NBNS example request

jeronimo479 wrote on Tuesday, June 19, 2018:

I want 8 nodes on my private network to be able to call each other by name, yet I don’t want any of them to have to be the DNS. LMNR uses TCP mulitcast and NBNS uses UDP broadcast, so I think I want NBNS.

Can anyone provide an example implementation including the required call-back.

thanks,
Wayne

heinbali01 wrote on Tuesday, June 19, 2018:

Hi Wayne,

I want 8 nodes on my private network to be able to call each other by name, yet I don’t want
any of them to have to be the DNS. LMNR uses TCP mulitcast and NBNS uses UDP broadcast,
so I think I want NBNS.

Correction: LLMNR has no direct relation with TCP, and indeed it does use multicasting.
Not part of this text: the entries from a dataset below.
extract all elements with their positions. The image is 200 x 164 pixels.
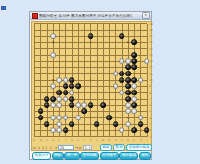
black-stone bbox=[119, 33, 125, 39]
col-coordinate: E bbox=[58, 138, 60, 141]
action-button[interactable]: 申请数子 bbox=[100, 152, 119, 160]
minutes-label: 分钟 bbox=[75, 146, 81, 150]
black-stone bbox=[131, 127, 137, 133]
white-stone bbox=[75, 102, 81, 108]
white-stone bbox=[63, 77, 69, 83]
page-corner-chip bbox=[1, 6, 6, 10]
control-row-settings: 144211*4 25 分钟 1 ▾ 确定取消自动保存棋谱 bbox=[31, 144, 152, 151]
time-input[interactable]: 25 bbox=[58, 145, 74, 150]
window-titlebar: 围棋对弈室 第75手 黑方执黑对局中,请选手落子后点击提交 (计时中) ✕ bbox=[30, 12, 151, 20]
info-item[interactable]: 4 bbox=[55, 146, 57, 150]
white-stone bbox=[63, 96, 69, 102]
col-coordinate: J bbox=[84, 138, 85, 141]
col-coordinate: L bbox=[96, 138, 97, 141]
white-stone bbox=[138, 77, 144, 83]
white-stone bbox=[131, 83, 137, 89]
col-coordinate: O bbox=[115, 138, 117, 141]
black-stone bbox=[63, 90, 69, 96]
col-coordinate: R bbox=[133, 138, 135, 141]
black-stone bbox=[69, 96, 75, 102]
col-coordinate: H bbox=[77, 138, 79, 141]
white-stone bbox=[50, 33, 56, 39]
white-stone bbox=[50, 115, 56, 121]
black-stone bbox=[131, 39, 137, 45]
black-stone bbox=[131, 65, 137, 71]
white-stone bbox=[50, 52, 56, 58]
white-stone bbox=[113, 83, 119, 89]
star-point bbox=[90, 42, 92, 44]
row-coordinate: 11 bbox=[149, 72, 152, 75]
row-coordinate: 5 bbox=[149, 110, 151, 113]
row-coordinate: 7 bbox=[149, 97, 151, 100]
black-stone bbox=[50, 96, 56, 102]
black-stone bbox=[56, 90, 62, 96]
white-stone bbox=[69, 90, 75, 96]
window-title: 围棋对弈室 第75手 黑方执黑对局中,请选手落子后点击提交 (计时中) bbox=[39, 13, 132, 18]
black-stone bbox=[69, 83, 75, 89]
black-stone bbox=[125, 90, 131, 96]
white-stone bbox=[56, 127, 62, 133]
black-stone bbox=[69, 77, 75, 83]
row-coordinate: 18 bbox=[149, 28, 152, 31]
row-coordinate: 10 bbox=[149, 78, 152, 81]
row-coordinate: 3 bbox=[149, 122, 151, 125]
black-stone bbox=[88, 102, 94, 108]
black-stone bbox=[44, 102, 50, 108]
black-stone bbox=[131, 52, 137, 58]
black-stone bbox=[125, 77, 131, 83]
col-coordinate: T bbox=[146, 138, 148, 141]
row-coordinate: 15 bbox=[149, 47, 152, 50]
white-stone bbox=[56, 121, 62, 127]
col-coordinate: S bbox=[140, 138, 142, 141]
black-stone bbox=[125, 71, 131, 77]
small-button[interactable]: 取消 bbox=[113, 144, 125, 151]
black-stone bbox=[38, 115, 44, 121]
black-stone bbox=[138, 121, 144, 127]
action-button[interactable]: 返回大厅 bbox=[32, 152, 51, 160]
white-stone bbox=[131, 109, 137, 115]
action-button[interactable]: 保存棋谱 bbox=[119, 152, 138, 160]
grid-line-v bbox=[147, 24, 148, 137]
black-stone bbox=[69, 102, 75, 108]
row-coordinate: 6 bbox=[149, 103, 151, 106]
black-stone bbox=[119, 71, 125, 77]
action-button[interactable]: 悔棋 bbox=[52, 152, 64, 160]
white-stone bbox=[56, 77, 62, 83]
info-item[interactable]: 1 bbox=[46, 146, 48, 150]
col-coordinate: K bbox=[90, 138, 92, 141]
white-stone bbox=[56, 96, 62, 102]
row-coordinate: 13 bbox=[149, 59, 152, 62]
white-stone bbox=[138, 115, 144, 121]
black-stone bbox=[119, 77, 125, 83]
close-icon[interactable]: ✕ bbox=[142, 12, 150, 19]
black-stone bbox=[63, 127, 69, 133]
white-stone bbox=[56, 102, 62, 108]
black-stone bbox=[44, 121, 50, 127]
col-coordinate: G bbox=[71, 138, 73, 141]
row-coordinate: 4 bbox=[149, 116, 151, 119]
handicap-select-value: 1 bbox=[84, 146, 86, 150]
small-button[interactable]: 确定 bbox=[100, 144, 112, 151]
white-stone bbox=[50, 127, 56, 133]
white-stone bbox=[125, 102, 131, 108]
black-stone bbox=[38, 109, 44, 115]
go-board[interactable]: ABCDEFGHJKLMNOPQRST191817161514131211109… bbox=[31, 21, 152, 152]
app-window: 围棋对弈室 第75手 黑方执黑对局中,请选手落子后点击提交 (计时中) ✕ AB… bbox=[29, 11, 152, 160]
col-coordinate: C bbox=[46, 138, 48, 141]
black-stone bbox=[88, 33, 94, 39]
col-coordinate: N bbox=[108, 138, 110, 141]
action-button[interactable]: 退出 bbox=[139, 152, 151, 160]
black-stone bbox=[131, 77, 137, 83]
app-icon bbox=[32, 13, 38, 19]
white-stone bbox=[81, 102, 87, 108]
col-coordinate: F bbox=[65, 138, 66, 141]
white-stone bbox=[125, 109, 131, 115]
star-point bbox=[52, 42, 54, 44]
row-coordinate: 16 bbox=[149, 41, 152, 44]
black-stone bbox=[125, 83, 131, 89]
white-stone bbox=[50, 83, 56, 89]
col-coordinate: B bbox=[40, 138, 42, 141]
white-stone bbox=[75, 115, 81, 121]
row-coordinate: 2 bbox=[149, 129, 151, 132]
black-stone bbox=[131, 102, 137, 108]
grid-line-v bbox=[103, 24, 104, 137]
col-coordinate: M bbox=[102, 138, 104, 141]
black-stone bbox=[100, 102, 106, 108]
game-info-items: 144211*4 bbox=[32, 146, 57, 150]
control-row-actions: 返回大厅悔棋停一手形势判断申请数子保存棋谱退出 bbox=[31, 152, 152, 160]
black-stone bbox=[63, 83, 69, 89]
info-item[interactable]: 4 bbox=[38, 146, 40, 150]
action-button[interactable]: 停一手 bbox=[64, 152, 80, 160]
white-stone bbox=[119, 58, 125, 64]
grid-line-v bbox=[97, 24, 98, 137]
row-coordinate: 1 bbox=[149, 135, 151, 138]
info-item[interactable]: 14 bbox=[32, 146, 36, 150]
black-stone bbox=[125, 96, 131, 102]
row-coordinate: 12 bbox=[149, 66, 152, 69]
handicap-select[interactable]: 1 ▾ bbox=[83, 145, 92, 150]
screen: 围棋对弈室 第75手 黑方执黑对局中,请选手落子后点击提交 (计时中) ✕ AB… bbox=[0, 0, 200, 164]
star-point bbox=[127, 117, 129, 119]
small-buttons: 确定取消自动保存棋谱 bbox=[100, 144, 152, 151]
small-button[interactable]: 自动保存棋谱 bbox=[126, 144, 152, 151]
star-point bbox=[127, 42, 129, 44]
white-stone bbox=[125, 121, 131, 127]
grid-line-h bbox=[34, 136, 147, 137]
star-point bbox=[90, 117, 92, 119]
info-item[interactable]: 1* bbox=[49, 146, 53, 150]
col-coordinate: A bbox=[33, 138, 35, 141]
row-coordinate: 8 bbox=[149, 91, 151, 94]
col-coordinate: Q bbox=[127, 138, 129, 141]
white-stone bbox=[125, 58, 131, 64]
white-stone bbox=[113, 71, 119, 77]
black-stone bbox=[113, 121, 119, 127]
black-stone bbox=[75, 83, 81, 89]
row-coordinate: 19 bbox=[149, 22, 152, 25]
white-stone bbox=[50, 102, 56, 108]
info-item[interactable]: 2 bbox=[42, 146, 44, 150]
action-button[interactable]: 形势判断 bbox=[80, 152, 99, 160]
white-stone bbox=[56, 115, 62, 121]
white-stone bbox=[119, 127, 125, 133]
black-stone bbox=[106, 115, 112, 121]
star-point bbox=[52, 79, 54, 81]
black-stone bbox=[44, 96, 50, 102]
row-coordinate: 9 bbox=[149, 85, 151, 88]
black-stone bbox=[125, 65, 131, 71]
grid-line-v bbox=[115, 24, 116, 137]
white-stone bbox=[119, 90, 125, 96]
chevron-down-icon: ▾ bbox=[89, 146, 91, 150]
white-stone bbox=[131, 96, 137, 102]
white-stone bbox=[63, 115, 69, 121]
col-coordinate: D bbox=[52, 138, 54, 141]
black-stone bbox=[94, 121, 100, 127]
black-stone bbox=[131, 58, 137, 64]
col-coordinate: P bbox=[121, 138, 123, 141]
black-stone bbox=[81, 109, 87, 115]
row-coordinate: 17 bbox=[149, 34, 152, 37]
black-stone bbox=[69, 121, 75, 127]
star-point bbox=[90, 79, 92, 81]
black-stone bbox=[131, 90, 137, 96]
row-coordinate: 14 bbox=[149, 53, 152, 56]
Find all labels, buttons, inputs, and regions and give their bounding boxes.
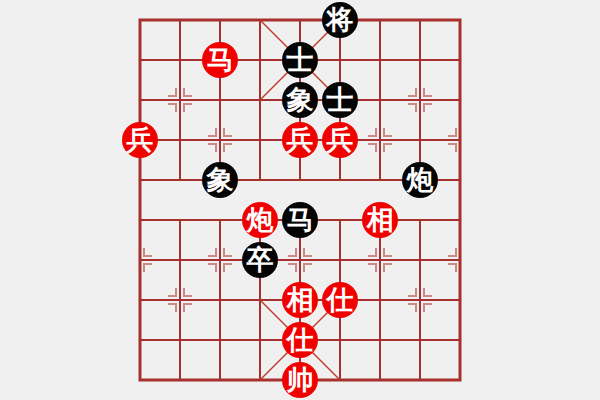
red-pawn[interactable]: 兵	[122, 122, 158, 158]
red-elephant[interactable]: 相	[362, 202, 398, 238]
black-pawn[interactable]: 卒	[242, 242, 278, 278]
red-advisor[interactable]: 仕	[322, 282, 358, 318]
red-elephant[interactable]: 相	[282, 282, 318, 318]
pieces-layer: 将马士象士兵兵兵象炮炮马相卒相仕仕帅	[0, 0, 600, 400]
black-general[interactable]: 将	[322, 2, 358, 38]
red-cannon[interactable]: 炮	[242, 202, 278, 238]
black-elephant[interactable]: 象	[202, 162, 238, 198]
black-advisor[interactable]: 士	[322, 82, 358, 118]
red-advisor[interactable]: 仕	[282, 322, 318, 358]
red-pawn[interactable]: 兵	[322, 122, 358, 158]
black-horse[interactable]: 马	[282, 202, 318, 238]
black-elephant[interactable]: 象	[282, 82, 318, 118]
red-general[interactable]: 帅	[282, 362, 318, 398]
black-advisor[interactable]: 士	[282, 42, 318, 78]
xiangqi-board[interactable]: 将马士象士兵兵兵象炮炮马相卒相仕仕帅	[0, 0, 600, 400]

When you use a local name in a browser, it is most likely to start a look-up with LLMNR first. Only after a time-out, it will try the same look-up using NBNS. For this reason I would prefer to use LLMNR.
A second advantage of LLMNR is multi-casting. You can selectively enable multi-cast addresses, so that you only receive the type of messages that you are interested in.
Broadcasting is not specific: either you enable all broadcasting ( and get disturbed very often ), or you disable it.

Can anyone provide an example implementation including the required call-back.

Just enable the proper define(s):

    #define ipconfigUSE_LLMNR             ( 1 )
    #define ipconfigUSE_NBNS              ( 1 )

and define the application call-back, returning pdPASS if a match is found:

BaseType_t xApplicationDNSQueryHook( const char *pcName )
{
BaseType_t xReturn;

    /* Determine if a name lookup is for this node.  Two names are given
    to this node: that returned by pcApplicationHostnameHook() and that set
    by mainDEVICE_NICK_NAME. */
    if( strcasecmp( pcName, "speaker_01_r" ) == 0 )
    {
        xReturn = pdPASS;
    }
    else if( strcasecmp( pcName, "audio-output" ) == 0 )
    {
        xReturn = pdPASS;
    }
    else
    {
        xReturn = pdFAIL;
    }

    return xReturn;
}
/*-----------------------------------------------------------*/

In this example, the device can be found as follows:

    ping speaker_01_r

Or as a URL:

    http://speaker_01_r/index.html

Note that local names may not contain a dot. Addresses with a dot will be looked up with DNS.

The following +TCP look-up function is aware of this:

    uint32_t FreeRTOS_gethostbyname( const char *pcHostName );

It will either use DNS or LLMNR to find a node.

jeronimo479 wrote on Tuesday, July 17, 2018:

Thanks for all the help. While I was looking into LLMNR, I saw that the implementation always sent it’s query to a specific MAC address, and that’s why I thought there had to be a central server, which is what I wanted to avoid.